This Matrix model absolutely nails it in the space-optimisation stakes. It’s not without some key rivals, but any shortlist of 6m-long coachbuilts with full facilities simply must include this. What’s more it’s from a company that’s never afraid to innovate, yet roots its motorhomes in top-drawer build quality.
You’ll need to set your budget stalls out early, but don’t let that deter you as you research this sector.
For a compact motorhome, it’s very spacious
Drop-down bed saves a lot of space
Cleverly designed washroom
All those option packs could be costly
Could do with more kit in the kitchen
New for 2020, the 520 ST is the successor to the 590 SG. The latter model went through a seven-year production cycle virtually unchanged, and the 520ST is even better.
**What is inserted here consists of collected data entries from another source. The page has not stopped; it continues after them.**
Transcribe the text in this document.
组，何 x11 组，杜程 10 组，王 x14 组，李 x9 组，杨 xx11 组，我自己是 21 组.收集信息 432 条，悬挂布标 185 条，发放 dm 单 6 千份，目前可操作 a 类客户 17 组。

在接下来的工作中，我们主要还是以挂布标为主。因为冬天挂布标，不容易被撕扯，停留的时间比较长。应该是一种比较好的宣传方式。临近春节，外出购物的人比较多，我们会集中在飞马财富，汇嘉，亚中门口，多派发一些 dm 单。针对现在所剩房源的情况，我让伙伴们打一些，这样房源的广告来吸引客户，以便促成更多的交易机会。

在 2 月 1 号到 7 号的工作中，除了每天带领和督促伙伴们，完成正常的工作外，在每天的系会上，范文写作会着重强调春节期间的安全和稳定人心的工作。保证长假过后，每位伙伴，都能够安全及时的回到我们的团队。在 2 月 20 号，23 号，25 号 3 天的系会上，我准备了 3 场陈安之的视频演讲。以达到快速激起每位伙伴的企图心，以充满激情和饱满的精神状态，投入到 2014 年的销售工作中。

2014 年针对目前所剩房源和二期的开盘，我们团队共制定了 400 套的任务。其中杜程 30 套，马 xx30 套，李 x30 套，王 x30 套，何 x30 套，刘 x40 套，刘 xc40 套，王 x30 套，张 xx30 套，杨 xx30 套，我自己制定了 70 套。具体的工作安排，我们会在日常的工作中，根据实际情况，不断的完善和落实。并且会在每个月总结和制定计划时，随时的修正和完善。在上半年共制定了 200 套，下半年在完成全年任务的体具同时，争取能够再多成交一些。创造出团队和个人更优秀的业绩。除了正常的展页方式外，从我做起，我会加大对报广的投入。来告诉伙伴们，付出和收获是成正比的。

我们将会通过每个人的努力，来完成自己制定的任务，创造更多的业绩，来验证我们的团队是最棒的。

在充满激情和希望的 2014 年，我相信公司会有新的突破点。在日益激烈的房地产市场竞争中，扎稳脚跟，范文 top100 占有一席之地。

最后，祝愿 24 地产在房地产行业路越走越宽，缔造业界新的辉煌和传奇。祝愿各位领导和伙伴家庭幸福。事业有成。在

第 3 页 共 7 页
Much remains the same, especially the bodywork construction. That coachbuilt body is in tough GRP that isn’t as susceptible to minor damage as an aluminium skin. It’s backed by a 10-year water ingress warranty, too.
Under the skin, Adrias are that bit different – using dowel where other manufacturers are tempted to get away with staples, for example. In short, it’s that bit sturdier than most.
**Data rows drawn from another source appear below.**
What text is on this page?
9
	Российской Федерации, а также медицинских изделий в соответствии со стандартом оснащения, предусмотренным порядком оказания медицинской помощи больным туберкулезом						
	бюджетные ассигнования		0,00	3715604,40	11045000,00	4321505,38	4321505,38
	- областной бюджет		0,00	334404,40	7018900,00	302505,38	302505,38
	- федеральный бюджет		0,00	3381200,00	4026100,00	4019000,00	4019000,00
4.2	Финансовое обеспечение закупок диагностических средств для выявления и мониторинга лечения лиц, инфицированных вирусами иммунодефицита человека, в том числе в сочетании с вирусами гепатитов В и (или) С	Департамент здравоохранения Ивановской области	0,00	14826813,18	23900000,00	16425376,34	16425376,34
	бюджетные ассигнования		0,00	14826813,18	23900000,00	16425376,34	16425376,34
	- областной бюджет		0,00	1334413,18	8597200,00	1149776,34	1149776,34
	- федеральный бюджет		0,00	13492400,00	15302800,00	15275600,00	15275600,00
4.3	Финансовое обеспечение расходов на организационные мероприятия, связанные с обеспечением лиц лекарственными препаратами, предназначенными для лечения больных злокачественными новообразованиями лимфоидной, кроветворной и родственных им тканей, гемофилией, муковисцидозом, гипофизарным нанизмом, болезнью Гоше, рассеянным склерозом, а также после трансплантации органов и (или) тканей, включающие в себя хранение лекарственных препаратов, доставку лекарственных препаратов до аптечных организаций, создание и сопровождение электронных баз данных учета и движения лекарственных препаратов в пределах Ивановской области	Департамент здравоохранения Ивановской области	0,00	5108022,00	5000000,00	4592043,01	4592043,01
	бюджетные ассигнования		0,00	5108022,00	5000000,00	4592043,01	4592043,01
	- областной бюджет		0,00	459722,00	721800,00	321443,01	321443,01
The washroom is a bit unusual. First, it's roomier than it has any right to be in a compact coachbuilt
Dare I call the interior Tardis-like? Bearing in mind the overall length (slightly shorter than a typical Fiat Ducato), it’s not a bad description.
It’s a generous lounge, with the cab seats swivelled, an inward-facing seat for two and a forward-facing travel seat with three-point belts – all set around a large, fixed pedestal-leg table with fore and aft adjustment.
The kitchen is exemplary in its use of space, with a three-ring hob and sink configured to give a generous amount of worktop, while storage – drawers and open shelving – is very good. Plus, close to hand there’s a larger-than-average 167-litre fridge/freezer.
The washroom is a bit unusual. First, it’s roomier than it has any right to be in a compact coachbuilt. Second, it includes a bench toilet – much easier to clean around than swivel-bowls.
Third, the ladder for the bed stows in here. Not a bad idea – its location means it can act as a rather handy series of racks for drying wet clothing and so on. And there’s a permanent high-level hanging rail in the shower.
There’s another cleverly designed space-saver in here, as well: the fold-down handbasin over the toilet.
Lots of the credit for this ‘van’s spacious feel goes to the drop-down bed, of course. It offers all the comfort and convenience of a fixed double, while the touch of a simple switch sees it gliding up to the roof to allow daytime use of the lounge.
When it’s time for sleep, you can bring it down low enough so that a clever pull-out step is all you’ll need for access. Alternatively, if you still want to use the lounge, or make a second double from the seating, just bring the main bed partway down and use the supplied ladder.
Whatever your night-time set-up, there’s still access to the cooking and washing facilities, with kitchen and washroom wrapping around the back.